"Did he say he'd get us a table for his opening tonight at the International?"
...a few times a year, living in Fun City, whereas certain show-biz guys don't have anything to do but play a guitar and hang around Riviera and Lakeside....
"Isn't he the cutest thing? And so nice and friendly."
...and, anyhow, you sure missed seeing a good birdie back there.
Nobody I've ever known in my entire life has ever won a Pro-Am. I have played in maybe 7,895 of them over the past 25 years, with any number of fine partners—guys who could really play and guys who had a bundle of strokes to use—and I have very often been "the leader in the clubhouse," as the TV commentators say, but before nightfall every one of these Pro-Ams has been won by a bunch of guys from Sacramento or Tampa.
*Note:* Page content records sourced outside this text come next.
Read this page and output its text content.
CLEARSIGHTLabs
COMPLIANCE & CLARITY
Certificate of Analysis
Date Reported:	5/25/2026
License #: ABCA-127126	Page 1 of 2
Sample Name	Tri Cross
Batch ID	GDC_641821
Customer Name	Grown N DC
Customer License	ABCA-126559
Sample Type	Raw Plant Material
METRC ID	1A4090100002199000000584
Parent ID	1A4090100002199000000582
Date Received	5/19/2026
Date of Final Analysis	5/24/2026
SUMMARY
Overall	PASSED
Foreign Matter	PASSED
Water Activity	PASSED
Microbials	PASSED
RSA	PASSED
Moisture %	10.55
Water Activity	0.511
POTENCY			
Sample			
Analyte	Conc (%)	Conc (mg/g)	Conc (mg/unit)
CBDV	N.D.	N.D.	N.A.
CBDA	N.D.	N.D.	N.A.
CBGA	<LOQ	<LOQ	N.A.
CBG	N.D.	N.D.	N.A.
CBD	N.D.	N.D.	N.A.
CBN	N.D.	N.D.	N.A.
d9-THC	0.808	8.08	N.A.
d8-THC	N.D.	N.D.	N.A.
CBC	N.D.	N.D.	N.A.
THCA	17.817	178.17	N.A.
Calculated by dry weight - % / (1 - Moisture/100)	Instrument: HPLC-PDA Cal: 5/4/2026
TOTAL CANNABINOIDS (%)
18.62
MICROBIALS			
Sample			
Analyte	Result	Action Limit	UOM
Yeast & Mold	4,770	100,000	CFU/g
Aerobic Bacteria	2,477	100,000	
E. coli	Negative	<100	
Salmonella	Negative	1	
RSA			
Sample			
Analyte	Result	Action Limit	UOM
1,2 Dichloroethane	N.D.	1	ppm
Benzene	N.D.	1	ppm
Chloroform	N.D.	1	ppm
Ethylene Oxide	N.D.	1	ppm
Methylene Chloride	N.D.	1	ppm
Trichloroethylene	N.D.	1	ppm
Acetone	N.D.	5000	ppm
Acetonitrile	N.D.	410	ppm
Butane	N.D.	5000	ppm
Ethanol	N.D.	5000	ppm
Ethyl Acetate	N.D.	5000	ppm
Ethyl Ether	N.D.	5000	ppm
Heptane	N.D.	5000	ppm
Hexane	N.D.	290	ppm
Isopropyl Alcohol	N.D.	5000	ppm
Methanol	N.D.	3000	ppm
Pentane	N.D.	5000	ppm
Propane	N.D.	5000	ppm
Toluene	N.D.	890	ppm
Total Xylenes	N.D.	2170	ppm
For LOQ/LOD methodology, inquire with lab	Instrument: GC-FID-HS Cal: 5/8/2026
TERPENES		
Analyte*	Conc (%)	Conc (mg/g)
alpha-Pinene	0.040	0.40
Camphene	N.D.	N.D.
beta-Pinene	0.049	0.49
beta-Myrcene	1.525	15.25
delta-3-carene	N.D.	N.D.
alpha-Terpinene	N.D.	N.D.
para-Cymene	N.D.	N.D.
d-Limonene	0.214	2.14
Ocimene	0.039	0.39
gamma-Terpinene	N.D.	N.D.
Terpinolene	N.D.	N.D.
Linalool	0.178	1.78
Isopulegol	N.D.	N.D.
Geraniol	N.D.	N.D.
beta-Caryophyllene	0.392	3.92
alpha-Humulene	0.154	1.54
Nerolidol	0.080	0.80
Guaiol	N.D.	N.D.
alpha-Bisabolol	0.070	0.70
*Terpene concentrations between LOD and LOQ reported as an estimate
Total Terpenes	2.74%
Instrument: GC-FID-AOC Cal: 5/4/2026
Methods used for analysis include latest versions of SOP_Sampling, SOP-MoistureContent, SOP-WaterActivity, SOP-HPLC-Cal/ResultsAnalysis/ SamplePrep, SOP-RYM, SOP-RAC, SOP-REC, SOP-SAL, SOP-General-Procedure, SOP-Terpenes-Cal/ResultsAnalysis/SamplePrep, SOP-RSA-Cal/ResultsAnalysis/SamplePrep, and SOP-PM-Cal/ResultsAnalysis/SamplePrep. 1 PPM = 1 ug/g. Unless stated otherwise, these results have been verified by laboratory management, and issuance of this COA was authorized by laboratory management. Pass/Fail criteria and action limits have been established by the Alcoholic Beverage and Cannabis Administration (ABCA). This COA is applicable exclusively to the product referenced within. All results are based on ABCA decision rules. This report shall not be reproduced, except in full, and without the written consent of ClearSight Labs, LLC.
The pro would be an unknown, and his amateur partners would consist of a real-estate developer, an electrical contractor and a priest. They would be 24 under par.
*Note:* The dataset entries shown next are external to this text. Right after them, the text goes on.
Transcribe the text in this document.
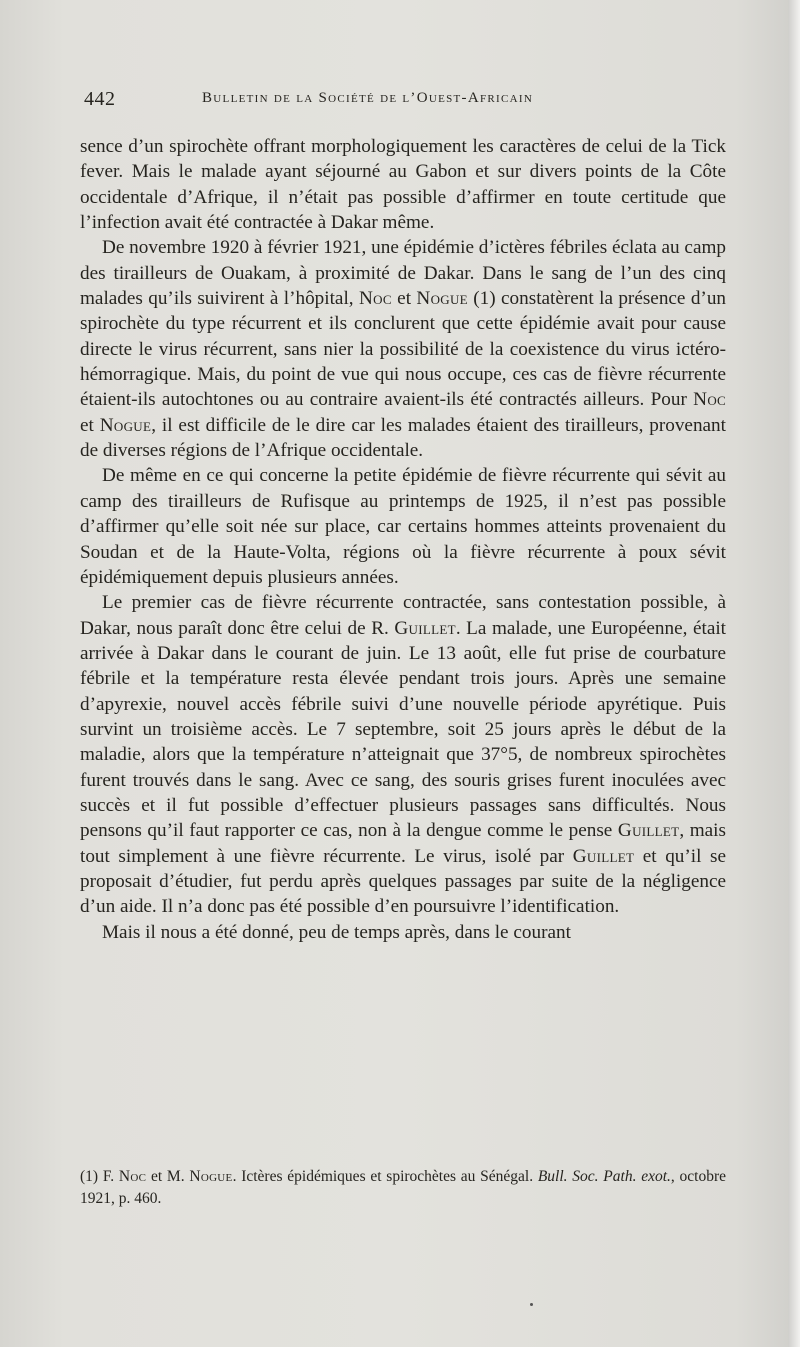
442	Bulletin de la Société de l’Ouest-Africain

sence d’un spirochète offrant morphologiquement les caractères de celui de la Tick fever. Mais le malade ayant séjourné au Gabon et sur divers points de la Côte occidentale d’Afrique, il n’était pas possible d’affirmer en toute certitude que l’infection avait été contractée à Dakar même.

De novembre 1920 à février 1921, une épidémie d’ictères fébriles éclata au camp des tirailleurs de Ouakam, à proximité de Dakar. Dans le sang de l’un des cinq malades qu’ils suivirent à l’hôpital, Noc et Nogue (1) constatèrent la présence d’un spirochète du type récurrent et ils conclurent que cette épidémie avait pour cause directe le virus récurrent, sans nier la possibilité de la coexistence du virus ictéro-hémorragique. Mais, du point de vue qui nous occupe, ces cas de fièvre récurrente étaient-ils autochtones ou au contraire avaient-ils été contractés ailleurs. Pour Noc et Nogue, il est difficile de le dire car les malades étaient des tirailleurs, provenant de diverses régions de l’Afrique occidentale.

De même en ce qui concerne la petite épidémie de fièvre récurrente qui sévit au camp des tirailleurs de Rufisque au printemps de 1925, il n’est pas possible d’affirmer qu’elle soit née sur place, car certains hommes atteints provenaient du Soudan et de la Haute-Volta, régions où la fièvre récurrente à poux sévit épidémiquement depuis plusieurs années.

Le premier cas de fièvre récurrente contractée, sans contestation possible, à Dakar, nous paraît donc être celui de R. Guillet. La malade, une Européenne, était arrivée à Dakar dans le courant de juin. Le 13 août, elle fut prise de courbature fébrile et la température resta élevée pendant trois jours. Après une semaine d’apyrexie, nouvel accès fébrile suivi d’une nouvelle période apyrétique. Puis survint un troisième accès. Le 7 septembre, soit 25 jours après le début de la maladie, alors que la température n’atteignait que 37°5, de nombreux spirochètes furent trouvés dans le sang. Avec ce sang, des souris grises furent inoculées avec succès et il fut possible d’effectuer plusieurs passages sans difficultés. Nous pensons qu’il faut rapporter ce cas, non à la dengue comme le pense Guillet, mais tout simplement à une fièvre récurrente. Le virus, isolé par Guillet et qu’il se proposait d’étudier, fut perdu après quelques passages par suite de la négligence d’un aide. Il n’a donc pas été possible d’en poursuivre l’identification.

Mais il nous a été donné, peu de temps après, dans le courant

(1) F. Noc et M. Nogue. Ictères épidémiques et spirochètes au Sénégal. Bull. Soc. Path. exot., octobre 1921, p. 460.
Obviously, then, it was quite silly for Donna Caponi, Glen Campbell or me to think that our measly little round of 14-under would win anything on that first day. And of course it didn't. Marilynn Smith had a team that featured Jerry Lucas, the basketball star who had just been traded to the Knicks. Jerry was so delighted with the trade that he went out with his 12 handicap and shot a two-under 70—gross—just like most of the 12-handicappers I ever knew back in Texas. They won laughing.
At the daily cocktail party and prizegiving, where all the Sealy folks got to work on their autograph collections and wondered where Joe Namath was, Jerry Lucas apologized and Donna Caponi confided that she was taking a party of 12 to both Glen Campbell shows that night.
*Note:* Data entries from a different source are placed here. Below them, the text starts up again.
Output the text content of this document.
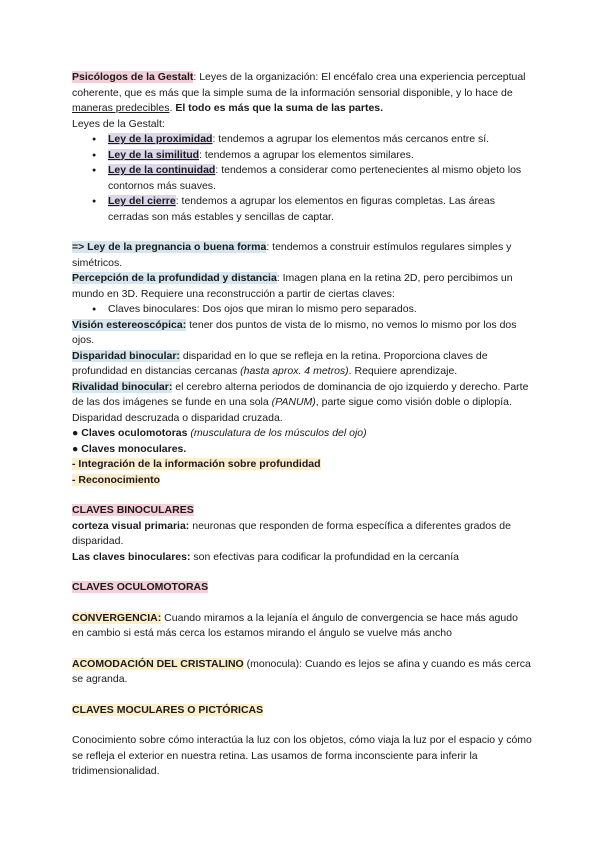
Psicólogos de la Gestalt: Leyes de la organización: El encéfalo crea una experiencia perceptual coherente, que es más que la simple suma de la información sensorial disponible, y lo hace de maneras predecibles. El todo es más que la suma de las partes.

Leyes de la Gestalt:

● Ley de la proximidad: tendemos a agrupar los elementos más cercanos entre sí.
● Ley de la similitud: tendemos a agrupar los elementos similares.
● Ley de la continuidad: tendemos a considerar como pertenecientes al mismo objeto los contornos más suaves.
● Ley del cierre: tendemos a agrupar los elementos en figuras completas. Las áreas cerradas son más estables y sencillas de captar.

=> Ley de la pregnancia o buena forma: tendemos a construir estímulos regulares simples y simétricos.

Percepción de la profundidad y distancia: Imagen plana en la retina 2D, pero percibimos un mundo en 3D. Requiere una reconstrucción a partir de ciertas claves:

● Claves binoculares: Dos ojos que miran lo mismo pero separados.

Visión estereoscópica: tener dos puntos de vista de lo mismo, no vemos lo mismo por los dos ojos.

Disparidad binocular: disparidad en lo que se refleja en la retina. Proporciona claves de profundidad en distancias cercanas (hasta aprox. 4 metros). Requiere aprendizaje.

Rivalidad binocular: el cerebro alterna periodos de dominancia de ojo izquierdo y derecho. Parte de las dos imágenes se funde en una sola (PANUM), parte sigue como visión doble o diplopía. Disparidad descruzada o disparidad cruzada.

● Claves oculomotoras (musculatura de los músculos del ojo)

● Claves monoculares.

- Integración de la información sobre profundidad

- Reconocimiento

CLAVES BINOCULARES

corteza visual primaria: neuronas que responden de forma específica a diferentes grados de disparidad.

Las claves binoculares: son efectivas para codificar la profundidad en la cercanía

CLAVES OCULOMOTORAS

CONVERGENCIA: Cuando miramos a la lejanía el ángulo de convergencia se hace más agudo en cambio si está más cerca los estamos mirando el ángulo se vuelve más ancho

ACOMODACIÓN DEL CRISTALINO (monocula): Cuando es lejos se afina y cuando es más cerca se agranda.

CLAVES MOCULARES O PICTÓRICAS

Conocimiento sobre cómo interactúa la luz con los objetos, cómo viaja la luz por el espacio y cómo se refleja el exterior en nuestra retina. Las usamos de forma inconsciente para inferir la tridimensionalidad.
For Friday's round the dummy got himself a golf shirt, his wife stayed at poolside, he drew for a pro a nice young married lady from Midland, Texas named Judy Rankin who had captured three LPGA tournaments last year, and, for his other partner, a guy from Tampa with a long drive and a lot of strokes. Guy named Bill. Land developer. I thought we were a lock.
For a long time we were. Bill from Tampa was a cheerleader who called our pro "Judy, baby," and liked to take out a nine-iron for a five-iron shot and announce, "If it's only 170 yards, a nine's plenty for me, baby."
We played the back nine first and didn't cause any particular commotion until the 18th (our ninth) when I did one of those things we all did every week when we were 15 years old. I holed out a chip shot for an eagle.